Imagery and Color

Janet McAdams' debut novel offers poetic flourishes, but it still reads like a debut novel

Janet McAdams, the author of two poetry collections and winner of an American Book Award, tries her hand at fiction with her debut novel, Red Weather.

It has a number of things working in its favor, including some sharp imagery, good use of metaphor and a firm grasp of time—skills that all good poets need. Yet the novel never really succeeds in making the reader truly care about the protagonist or the bevy of characters that appear (or, in some cases, don't appear). As a first novel, it certainly shows its seams, but it has promise that McAdams could carry on into further fiction efforts.

The novel follows its protagonist, Neva Greene, as she leaves an abusive spouse and an unhappy life in Atlanta and makes her way by bus to the invented Central American country of Coatepeque. Neva hopes to find out what has become of her parents, American Indian activists who left her with her grandmother after being involved in a vague crime. While her older brother, Harker, always assumed they were dead, Neva finds a clue that prompts her to head south in hopes of answers.

Throughout the novel, McAdams shifts between several periods in Neva's life: the present day-to-day life in Coatepeque; her life in Atlanta with her husband, Will; her adolescence spent with her grandmother on a farm in Alabama; and times spent with her parents. This is a lot to juggle, especially considering McAdams often shifts between multiple periods in the space of a short chapter. Yet this is one of the author's strengths: Even with all of these shifts in time, the reader never feels confused, as McAdams is adept at giving subtle markers of time and place. Each of the shifts makes sense thematically with what is occurring in the present.

Another strength of McAdams' prose is the poetic sensibility she brings. The novel at times creates a feeling of synesthesia, as McAdams ties together vivid imagery and color with emotions and thoughts, doing so with rhythmic and musical sentences. A scene in which Neva remembers visiting the beach with her parents and brother as a child is brought to life through color imagery and rhythm that lends happiness to the scene as it is read:

The Gulf Coast that started in Mississippi, stretched across Alabama and into the Florida panhandle, as the water grew bluer and the sand whiter. The rental houses wooden on pilings, stocked with scratched Teflon and a huge battered aluminum pot for boiling shrimp.

There are a number of such passages that sound musical and match the mood of the scene at hand. Here, the music of the prose gives readers a sense of almost skipping as they read. These sorts of small details are the hallmarks of a poetic mind and give her prose a depth not always available in fiction.

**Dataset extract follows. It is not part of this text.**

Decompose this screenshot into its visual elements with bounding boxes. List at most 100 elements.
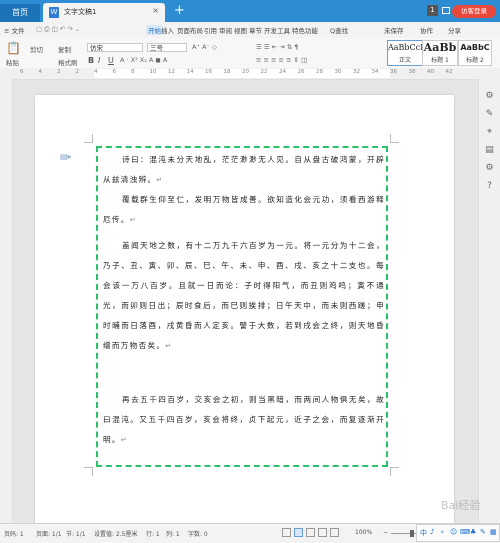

Yet a piece of prose, especially one the length of a novel, cannot be carried by poetic sensibilities alone. At some point, there needs to be strict attention paid to character and plot, and these are the biggest deficiencies of McAdams' novel. Nearly all of the characters, with the exception of Neva, are given short shrift in development. Neva's husband comes off as one-dimensional, a cardboard caricature of the jerky, abusive husband. There's no sense of history or motive. And while believable in a way, there's nothing particularly fresh or interesting in the relationship. McAdams gives some nice windows into Neva's parents' personalities, but the crime they were supposedly involved with and their motives for leaving are left vague. It could be argued that the intent here was to have the reader discover what Neva discovers as she discovers it, which would have been great had Neva actually discovered anything. Yet by the end of the novel—though the reader has a good idea of what happened to Neva's parents—we still haven't found out what she discovered about them on a trek up to a mysterious, mountainous Quaker village. The ending, during which facts about other characters are "revealed," seems rushed and confused.

This debut novel ends up reading like a debut novel, with parts that shine, and others that don't. However, Janet McAdams has skills that stand out in prose. With honing and deepening in certain areas, she could become a skillful novelist.